Saat ini metode pengolahan limbah lebih banyak dilak ukan secara kimia misalnya dengan menambahkan zat kimia tertentu untuk proses pemisahan ion logam berat dengan resin penukar ion. Selain itu, ada pula beberapa metode lain seperti penyerapan dengan menggunakan karbon aktif, dan elektrodialisis, namun metode ini memerlukan teknologi, energi, bahan kimia serta biaya yang tinggi. Pengolahan limbah dengan biaya murah dan mudah dalam pengoperasian menjadi suatu tantangan dalam mengatasi masalah lingkungan. Penggunaan bakteri

Desulfotomaculum orientis ICBB 1204 dan ICBB 1220 merupakan suatu

alternatif yang dapat dipilih karena penggunaan bakteri ini relatif murah, namun masih diperlukan kajian lebih lanjut berkenaan dengan teknologi yang dapat dengan mudah diaplikasikan di lapang sesuai dengan kondisi lingkungan sosial masyarakat setempat.

Berdasarkan uraian di atas dapat dijelaskan bahwa penggunaan vegetasi, bahan organik dan bakteri dapat digunakan untuk menurunkan kadar logam berat dalam tanah. Hasil percobaan menunjukkan penggunaan bakteri relatif lebih tinggi dalam menurunkan kadar logam berat tersedia dalam tanah, akan tetapi teknologi ini tidak segera dapat diaplikasikan pada petani setempat. Penggunaan vegetasi cenderung lebih mudah diaplikasikan karena relatif lebih sederhana dalam pengerjaannya. Kendala yang mungkin dihadapi adalah tidak semua petani bersedia tanahnya dialih tanam menjadi tanaman non pangan meskipun penanaman mendong tidak hanya mampu menurunkan kadar logam berat dalam tanah akan tetapi tetap dapat memberikan pendapatan bagi petani. Pengubahan jenis tanaman ini tidak berarti mematikan penghasilan petani karena berdasarkan hasil percobaan rumah kaca berat kering eceng gondok rata-rata dapat mencapai 60,84 gram/pot dan berat kering mendong rata-rata sebesar 121,57 gram daun per pot (tiap pot berisi 8 kg tanah kering) dengan panjang daun rata-rata 110 cm untuk masa tanam selama 4 bulan. Hasil berat kering vegetasi pada percobaan di rumah kaca memang sulit untuk memprediksi hasil sebenarnya. Akan tetapi sebagai ilustrasi dapat digunakan hasil percobaan lapang yang dilakukan antara Puslitbangtanak dengan Pemda Bandung, untuk vegetasi eceng gondok dan mendong di tanah sawah Rancaekek. Adapun berat kering yang diperoleh sebanyak 18,4 ton/ha untuk mendong dan 33,86 ton/ha untuk eceng gondok. Bila

harga jual mendong kering Rp. 23.000,-/kuintal maka pendapatan kotor petani dapat mencapai Rp. 4.232.000,- (Empat juta duaratus tiga puluh dua ribu rupiah), untuk masa tanam selama 100 hari. Dengan demikian upaya rehabilitasi lahan dengan menggunakan tanaman mendong dapat menjadi salah satu masukkan bagi petani setempat guna mendapatkan perbaikan tanah dari kadar logam berat dan tetap memberikan pendapatan bagi petani. Pengubahan jenis tanaman ini tidak dimaksudkan untuk mengalih fungsikan lahan dari tanaman pangan menjadi tanaman non pangan secara permanen, namun dilakukan untuk beberapa periode tanam saja.

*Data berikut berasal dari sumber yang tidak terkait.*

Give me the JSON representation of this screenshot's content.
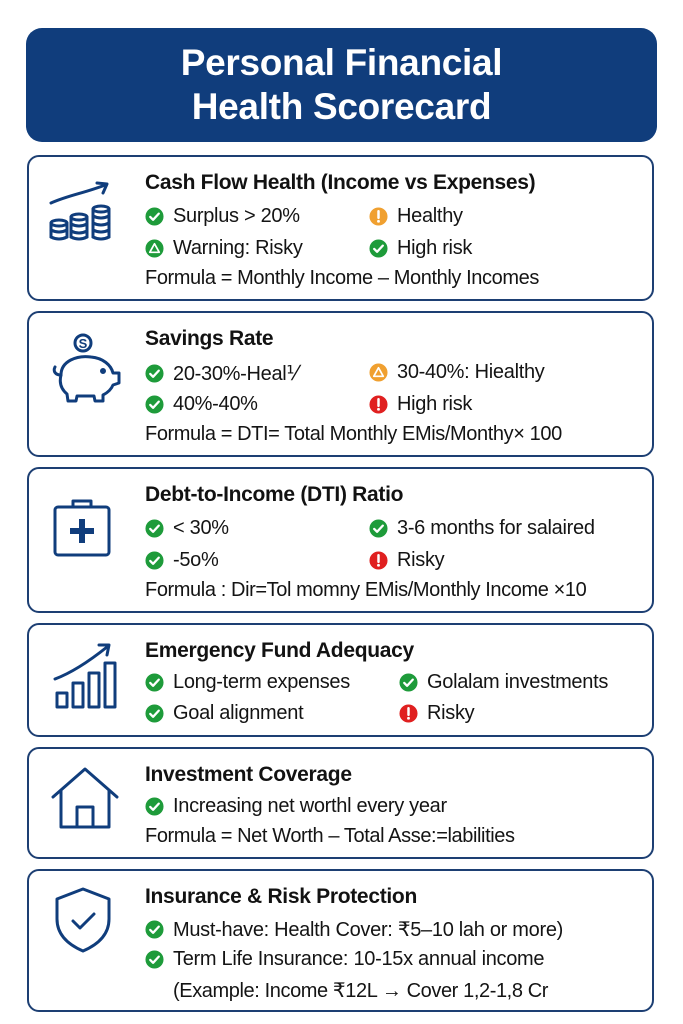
{
  "header": {
    "line1": "Personal Financial",
    "line2": "Health Scorecard"
  },
  "colors": {
    "navy": "#103d7c",
    "good": "#1e9b3a",
    "warn": "#f0a030",
    "bad": "#e02020"
  },
  "cards": [
    {
      "icon": "coins-growth-icon",
      "title": "Cash Flow Health (Income vs Expenses)",
      "items": [
        {
          "status": "check",
          "text": "Surplus > 20%"
        },
        {
          "status": "exclaim-warn",
          "text": "Healthy"
        },
        {
          "status": "triangle",
          "text": "Warning: Risky"
        },
        {
          "status": "check",
          "text": "High risk"
        }
      ],
      "formula": "Formula = Monthly Income – Monthly Incomes"
    },
    {
      "icon": "piggy-bank-icon",
      "title": "Savings Rate",
      "items": [
        {
          "status": "check",
          "text": "20-30%-Heal⅟"
        },
        {
          "status": "triangle-warn",
          "text": "30-40%: Hiealthy"
        },
        {
          "status": "check",
          "text": "40%-40%"
        },
        {
          "status": "exclaim-bad",
          "text": "High risk"
        }
      ],
      "formula": "Formula = DTI= Total Monthly EMis/Monthy× 100"
    },
    {
      "icon": "medical-kit-icon",
      "title": "Debt-to-Income (DTI) Ratio",
      "items": [
        {
          "status": "check",
          "text": "< 30%"
        },
        {
          "status": "check",
          "text": "3-6 months for salaired"
        },
        {
          "status": "check",
          "text": "-5o%"
        },
        {
          "status": "exclaim-bad",
          "text": "Risky"
        }
      ],
      "formula": "Formula : Dir=Tol momny EMis/Monthly Income ×10"
    },
    {
      "icon": "bar-growth-icon",
      "title": "Emergency Fund Adequacy",
      "items": [
        {
          "status": "check",
          "text": "Long-term expenses"
        },
        {
          "status": "check",
          "text": "Golalam investments"
        },
        {
          "status": "check",
          "text": "Goal alignment"
        },
        {
          "status": "exclaim-bad",
          "text": "Risky"
        }
      ]
    },
    {
      "icon": "house-icon",
      "title": "Investment Coverage",
      "items": [
        {
          "status": "check",
          "text": "Increasing net worthl every year"
        }
      ],
      "formula": "Formula = Net Worth – Total Asse:=labilities"
    },
    {
      "icon": "shield-check-icon",
      "title": "Insurance & Risk Protection",
      "items": [
        {
          "status": "check",
          "text": "Must-have: Health Cover: ₹5–10 lah or more)"
        },
        {
          "status": "check",
          "text": "Term Life Insurance: 10-15x annual income"
        }
      ],
      "note": "(Example: Income ₹12L → Cover 1,2-1,8 Cr"
    }
  ]
}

Sebaik apapun upaya rehabilitasi tanah di Kecamatan Rancaekek bila IPAL belum berfungsi secara maksimal serta air Sungai Cikijing masih mengandung senyawa-senyawa yang dapat mengkontaminasi tanah sawah sekitar maka tidak akan memberi hasil yang berarti. Diperlukan adanya koordinasi yang melibatkan berbagai pihak, baik dari pemerintah daerah, pengusaha maupun masyarakat setempat untuk menjaga kelestarian lingkungan termasuk air Sungai Cikijing dan lahan-lahan pertanian sekitarnya. Dengan demikian kegiatan rehabilitasi tanah sawah ini tidak hanya menjadi beban petani namun termasuk pula unsur-unsur terkait seperti pengusaha tekstil di sekitar lokasi.